La traditionnelle photo devant les anneaux olympiques dans le village. — Coll. A. Bart

 

Anecdotique mais réconfortant

En période de Covid, nous étions cloisonnés entre l’hôtel (entièrement réservé pour nous) et le bassin (sur des horaires très précis) pour éviter tout contact avec la population et ainsi limiter la propagation de l’épidémie. On avait senti une réelle déception chez nos hôtes de ne pas pouvoir nous faire découvrir les particularités de leur environnement…

Je me souviens d’une belle fin de journée à Komatsu. Après nos entraînements, comme d’habitude nous rentrons en bus à l’hôtel avec un chauffeur, toujours enjoué de nous revoir. Cette fois-là, il nous propose un petit détour… Ce n’était pas au programme et pas tout-à-fait réglementaire. C’est ainsi qu’après 15 minutes de route, nous rejoignons un parking face à la Mer du Japon pour admirer tous ensemble un coucher de soleil somptueux. Une surprise et une belle parenthèse dans notre préparation olympique offerte par ce chauffeur si attentionné.

 

Enfin les courses, ma course !

Ma série du C1H 1 000 m se déroule bien, je file directement en demi-finale sans passer par la case quart-de-finale. Les repères sont bons, l’énergie et la technique sont au point. Le surlendemain c’est le grand jour, celui de la demi-finale et de la finale. Première épreuve, la demi-finale, étape où je n’avais pas su élever mon niveau à Rio. Les médailles se jouent en finale et sans l’accès à celle-ci, c’est la fin du rêve alors je commence par un départ très offensif. Avant le finish, je me vois en tête, j’essaie donc de ralentir pour jouer le meilleur couloir en finale. J’observe aussi que quatre concurrents remontent très vite me contraignant à maintenir mon effort pour assurer ma place. Dommage ! Enfin qualifié pour une finale olympique, je suis exactement là où je veux être.

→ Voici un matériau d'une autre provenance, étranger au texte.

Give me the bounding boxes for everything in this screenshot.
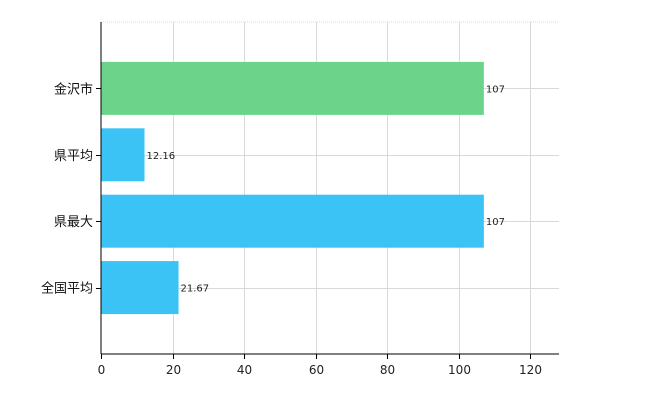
x-tick-label: 0: [98, 363, 106, 377]
axes: [96, 22, 559, 359]
bars: [101, 61, 484, 315]
bar-3: [101, 194, 484, 248]
x-tick-label: 120: [519, 363, 542, 377]
data-label: 107: [486, 84, 505, 95]
data-label: 21.67: [181, 284, 210, 295]
y-tick-label: 全国平均: [41, 281, 93, 297]
x-tick-label: 100: [448, 363, 471, 377]
y-tick-label: 県平均: [54, 149, 93, 164]
x-tick-label: 40: [237, 363, 252, 377]
x-tick-label: 60: [309, 363, 324, 377]
bar-4: [101, 261, 179, 315]
data-label: 107: [486, 217, 505, 228]
bar-1: [101, 61, 484, 115]
y-tick-label: 金沢市: [54, 81, 93, 97]
bar-2: [101, 128, 145, 182]
labels: 0 20 40 60 80 100 120 金沢市 107 県平均 12.16 県最大 107 全国平均 2…: [41, 81, 542, 377]
x-tick-label: 80: [380, 363, 395, 377]
y-tick-label: 県最大: [54, 215, 93, 230]
x-tick-label: 20: [166, 363, 181, 377]
data-label: 12.16: [147, 151, 176, 162]
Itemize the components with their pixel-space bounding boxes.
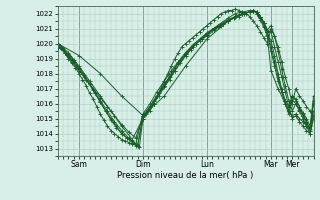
X-axis label: Pression niveau de la mer( hPa ): Pression niveau de la mer( hPa ): [117, 171, 254, 180]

Tokyo 2020, série du C1 1 000 m. — Photo ICF
Tokyo 2020, demi-finales du C1 1 000 m. — Photo ICF

Le temps de récupération est très court : 1h30 entre la demi et la finale. S’hydrater, se détendre, un petit massage, une banane et c’est parti pour la course la plus importante de ma vie… J’ai tout tenté, partir vite maintenir l’allure, relancer. Je pense avoir donné 110% de ce que je pouvais. Je n’ai aucun regret sur la course. Elle se situe au-delà de mes espérances. Peut-être un regret quand même… Ce jour-là, trois athlètes ont été plus rapides que moi. J’échoue à un dixième du podium. Triste mais pas déçu, j’ai tout donné pendant cinq ans pour être au rendez-vous. Je l’ai été sans faute.